Segundo a mesma, tal compulsão levou-o a ter várias, umas oficiais outras menos, muito novas em comparação à sua idade: “Duas suicidaram-se, tal era a violência psicológica e o ódio a que eram submetidas. Ainda assim teve estas mulheres todas, tão novas, tão bonitas, tão inteligentes, porque ele sabia perfeitamente como as manipular”, defende a artista.

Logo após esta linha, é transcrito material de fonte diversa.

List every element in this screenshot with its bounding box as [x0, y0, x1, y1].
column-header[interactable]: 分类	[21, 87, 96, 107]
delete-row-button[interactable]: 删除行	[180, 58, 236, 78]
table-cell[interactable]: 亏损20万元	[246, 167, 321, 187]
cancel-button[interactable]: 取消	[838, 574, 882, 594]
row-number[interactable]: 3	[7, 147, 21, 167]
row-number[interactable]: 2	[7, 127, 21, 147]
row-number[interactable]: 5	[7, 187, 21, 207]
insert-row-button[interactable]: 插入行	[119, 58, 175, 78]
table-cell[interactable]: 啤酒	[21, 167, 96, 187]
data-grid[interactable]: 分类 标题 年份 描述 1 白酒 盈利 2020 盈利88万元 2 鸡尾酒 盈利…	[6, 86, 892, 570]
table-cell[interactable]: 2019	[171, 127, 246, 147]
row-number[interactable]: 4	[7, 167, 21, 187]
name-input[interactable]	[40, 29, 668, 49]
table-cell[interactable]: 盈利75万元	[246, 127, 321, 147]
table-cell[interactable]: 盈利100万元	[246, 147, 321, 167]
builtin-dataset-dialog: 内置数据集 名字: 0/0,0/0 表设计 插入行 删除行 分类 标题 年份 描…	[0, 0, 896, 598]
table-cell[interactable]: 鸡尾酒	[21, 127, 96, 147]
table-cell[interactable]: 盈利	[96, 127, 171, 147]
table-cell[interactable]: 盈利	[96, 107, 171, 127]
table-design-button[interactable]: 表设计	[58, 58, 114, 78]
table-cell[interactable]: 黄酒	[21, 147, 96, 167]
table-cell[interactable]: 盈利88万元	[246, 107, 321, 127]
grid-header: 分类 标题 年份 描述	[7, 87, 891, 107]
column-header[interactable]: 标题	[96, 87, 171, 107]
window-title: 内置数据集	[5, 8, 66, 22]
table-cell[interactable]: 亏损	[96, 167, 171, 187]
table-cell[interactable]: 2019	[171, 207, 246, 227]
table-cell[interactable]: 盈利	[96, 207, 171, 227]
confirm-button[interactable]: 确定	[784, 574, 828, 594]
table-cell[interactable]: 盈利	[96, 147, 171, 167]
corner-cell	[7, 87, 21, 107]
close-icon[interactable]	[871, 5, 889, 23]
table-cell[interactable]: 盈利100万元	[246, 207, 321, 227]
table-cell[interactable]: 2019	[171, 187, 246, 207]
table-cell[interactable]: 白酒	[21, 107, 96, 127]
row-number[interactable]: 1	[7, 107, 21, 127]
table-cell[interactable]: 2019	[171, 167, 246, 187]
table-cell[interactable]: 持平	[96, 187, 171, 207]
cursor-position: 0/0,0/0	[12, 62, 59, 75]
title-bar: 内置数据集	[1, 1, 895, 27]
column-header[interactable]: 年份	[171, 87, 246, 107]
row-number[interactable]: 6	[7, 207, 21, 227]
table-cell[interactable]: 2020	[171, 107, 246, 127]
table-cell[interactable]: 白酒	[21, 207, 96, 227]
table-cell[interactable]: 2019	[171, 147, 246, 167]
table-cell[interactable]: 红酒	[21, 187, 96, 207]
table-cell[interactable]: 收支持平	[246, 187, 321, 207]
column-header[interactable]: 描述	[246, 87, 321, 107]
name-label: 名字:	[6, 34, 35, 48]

Contas feitas, acrescenta, “a obra dele é brutalmente apoiada em mulheres, companhia da qual ele jamais prescindiu ora para se inspirar ora para esmagar e exercer o seu poder”.
“Como artista, eu não posso deixar de admitir que o trabalho deixado pelo Picasso para além de muito, é de qualidade incontornável, (o que seria de esperar dada a quantidade). Sendo mulher, tenho nojo de onde toda a obra vem, e como pessoa empática, creio que se fosse homem teria nojo também”, admitiu Sreya, frisando que é “impensável será separar o artista da sua arte”.
“Já o fizemos durante séculos, perpetuando e encorajando estes comportamentos em tantos outros homens artistas, que continuam a triunfar à semelhança dele. Vivemos agora o tempo em que finalmente se abrem e se propagam as possibilidades de espaços de fala para pessoas abusadas, em que o bullying é finalmente discutido e tratado enquanto agressão danos à integridade psicológica. Não dá para separar a obra do artista porque a arte é o artista, sai da vida, das experiências, das emoções da pessoa que cria, e das pessoas que o rodeiam, claro. Jamais poderemos negar a existência de Picasso, da sua obra e dos seus múltiplos vestígios. A par disto é urgente a contextualização de toda a obra que tenha origem em violência”, alertou.